Start development early to build a deeper and more diverse talent bench
To increase the pipeline of future C-suite leaders, cast a wider net to identify potential successors. This might mean considering people beyond the obvious candidates and include individuals earlier in their career or those two or three levels below the C-suite. When retailers start early, contenders for top roles have more time to close development gaps through new roles, special projects, coaching or cross-business initiatives. Starting this process early also increases the odds that retailers will have a more diverse set of candidates to choose from when the time comes.
Many executives benefit from having a coach who can help them develop new capabilities and enhance their overall effectiveness. An experienced coach can help identify specific objectives and actions to help leaders achieve their goals, aligning developmental needs with the ability to create value for the organization. Change takes time, especially when it comes to developing people skills, so working with a coach should be viewed as practice, with the coach providing guidance and reinforcing behaviors over time.
Questions to ask:
- How can we adjust our formal assessment process to identify a diverse set of leadership contenders?
- What are the most significant capability gaps in our talent pipeline?
- How can we overcome barriers preventing promising leaders from getting the developmental opportunities they need?
Consider potential when assessing leadership candidates
While relevant experience is important when assessing future leaders, when it comes to the CEO and other C-suite roles, companies are more likely to hire people who will be serving in that role for the first time. Research shows that 84 percent of newly appointed CEOs for S&P 500 companies have no prior experience in that position. And with the increased need for retail leaders who have broad cross-functional skill sets in areas ranging from digital and data and analytics to HR and omnichannel, it is unlikely that companies will find candidates who check every box. Thus, it is critical that retailers heavily weigh potential when evaluating candidates. Leaders who are agile and hungry to learn will adjust quickly to new expectations.
Spencer Stuart research finds that the ability to adapt, adjust and learn is vital for all CEOs, whether they have prior experience or not. Leaders who are agile, humble and resilient are more likely to be comfortable with ambiguity and make decisions amid rapid change and complex circumstances. And as the business world continues to evolve and yield more uncertainty, leaders will continue to face new situations and expectations, underlining the increased importance of these traits to leadership success.
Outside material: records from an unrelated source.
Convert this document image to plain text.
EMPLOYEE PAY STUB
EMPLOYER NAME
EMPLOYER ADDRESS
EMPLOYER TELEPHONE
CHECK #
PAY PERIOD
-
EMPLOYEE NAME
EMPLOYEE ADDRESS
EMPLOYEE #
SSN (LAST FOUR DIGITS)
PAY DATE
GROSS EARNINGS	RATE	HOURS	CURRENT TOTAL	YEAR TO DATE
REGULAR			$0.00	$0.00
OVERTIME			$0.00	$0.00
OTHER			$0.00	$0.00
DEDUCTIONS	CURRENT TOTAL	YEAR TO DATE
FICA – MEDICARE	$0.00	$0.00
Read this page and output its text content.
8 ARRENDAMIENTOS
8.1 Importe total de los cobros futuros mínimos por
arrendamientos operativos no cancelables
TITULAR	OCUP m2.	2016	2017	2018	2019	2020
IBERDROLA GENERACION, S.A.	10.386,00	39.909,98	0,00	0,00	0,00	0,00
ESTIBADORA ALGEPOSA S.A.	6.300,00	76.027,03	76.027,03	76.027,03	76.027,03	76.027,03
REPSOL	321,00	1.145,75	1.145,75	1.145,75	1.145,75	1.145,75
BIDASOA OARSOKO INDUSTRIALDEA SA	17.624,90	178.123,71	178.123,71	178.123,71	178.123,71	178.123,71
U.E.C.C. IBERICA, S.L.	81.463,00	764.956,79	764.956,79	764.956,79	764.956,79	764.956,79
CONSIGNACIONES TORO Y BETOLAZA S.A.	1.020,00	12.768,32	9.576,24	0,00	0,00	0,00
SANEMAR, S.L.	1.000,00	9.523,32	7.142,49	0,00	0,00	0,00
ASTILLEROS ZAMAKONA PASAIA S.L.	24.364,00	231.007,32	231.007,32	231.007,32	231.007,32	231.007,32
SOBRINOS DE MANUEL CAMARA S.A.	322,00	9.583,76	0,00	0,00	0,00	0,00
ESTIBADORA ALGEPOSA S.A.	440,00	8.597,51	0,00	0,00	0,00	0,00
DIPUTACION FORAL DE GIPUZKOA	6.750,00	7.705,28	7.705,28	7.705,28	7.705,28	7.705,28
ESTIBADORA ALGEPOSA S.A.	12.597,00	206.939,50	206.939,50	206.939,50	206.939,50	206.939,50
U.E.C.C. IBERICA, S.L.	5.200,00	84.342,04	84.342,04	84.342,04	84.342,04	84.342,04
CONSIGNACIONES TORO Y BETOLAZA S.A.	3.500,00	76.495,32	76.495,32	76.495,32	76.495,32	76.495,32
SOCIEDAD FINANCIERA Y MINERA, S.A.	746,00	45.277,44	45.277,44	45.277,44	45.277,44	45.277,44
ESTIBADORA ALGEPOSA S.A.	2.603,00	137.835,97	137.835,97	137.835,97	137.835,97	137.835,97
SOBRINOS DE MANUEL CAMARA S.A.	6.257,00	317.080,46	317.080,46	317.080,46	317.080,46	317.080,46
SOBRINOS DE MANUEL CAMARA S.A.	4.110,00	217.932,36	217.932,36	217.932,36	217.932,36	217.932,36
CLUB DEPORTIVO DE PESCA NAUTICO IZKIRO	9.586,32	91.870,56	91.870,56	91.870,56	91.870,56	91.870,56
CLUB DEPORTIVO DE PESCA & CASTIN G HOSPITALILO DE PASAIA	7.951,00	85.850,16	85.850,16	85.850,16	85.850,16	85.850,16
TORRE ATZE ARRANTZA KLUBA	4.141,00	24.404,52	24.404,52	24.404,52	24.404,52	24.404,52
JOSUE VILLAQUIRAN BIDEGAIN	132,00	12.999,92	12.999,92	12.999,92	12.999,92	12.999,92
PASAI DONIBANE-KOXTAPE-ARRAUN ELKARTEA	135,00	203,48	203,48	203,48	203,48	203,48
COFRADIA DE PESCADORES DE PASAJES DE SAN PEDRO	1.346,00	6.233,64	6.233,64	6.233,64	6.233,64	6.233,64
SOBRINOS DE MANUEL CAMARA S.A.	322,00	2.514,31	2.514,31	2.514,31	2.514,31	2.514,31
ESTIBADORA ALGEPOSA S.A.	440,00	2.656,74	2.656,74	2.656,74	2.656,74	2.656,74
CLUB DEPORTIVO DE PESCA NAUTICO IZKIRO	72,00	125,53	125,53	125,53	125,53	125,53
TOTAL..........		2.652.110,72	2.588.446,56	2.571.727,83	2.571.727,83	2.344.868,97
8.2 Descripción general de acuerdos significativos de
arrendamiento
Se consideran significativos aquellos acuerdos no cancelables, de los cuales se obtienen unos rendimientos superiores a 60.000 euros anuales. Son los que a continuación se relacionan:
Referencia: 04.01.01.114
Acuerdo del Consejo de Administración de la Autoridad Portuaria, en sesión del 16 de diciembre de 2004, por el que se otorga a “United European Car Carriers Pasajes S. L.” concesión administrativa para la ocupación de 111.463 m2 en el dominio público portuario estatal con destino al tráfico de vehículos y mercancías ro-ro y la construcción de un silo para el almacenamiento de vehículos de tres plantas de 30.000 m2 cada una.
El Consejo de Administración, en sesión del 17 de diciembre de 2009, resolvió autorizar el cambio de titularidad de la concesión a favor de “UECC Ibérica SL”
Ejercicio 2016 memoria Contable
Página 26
While assessing candidates for potential is challenging, retailers can consider working with an external partner that has assessment tools that target potential.
Questions to ask:
- Who, in lower levels of the organization, has the potential/adaptability to stretch beyond their current role?
- What did we learn in the pandemic about leadership that we can apply to succession planning?
- How well do we develop and reward nontraditional leadership attributes, such as self-awareness and cultural dexterity?
• • •
A common adage in business is that transformation starts at the top. The saying also applies when companies are pursuing large-scale changes to how they approach succession planning and leadership development — and talent development more broadly.
Current leaders have a responsibility to embrace and model a forward-looking approach to leadership development and succession planning that starts early, goes deeper and prepares for multiple scenarios. To get the broadest and most diverse base of talent, leaders must also establish inclusive cultures that look for excellence outside of the typical channels. By creating development pathways for diverse high-potential talent to succeed, organizations can feel confident that they are hiring future leaders best suited for the job.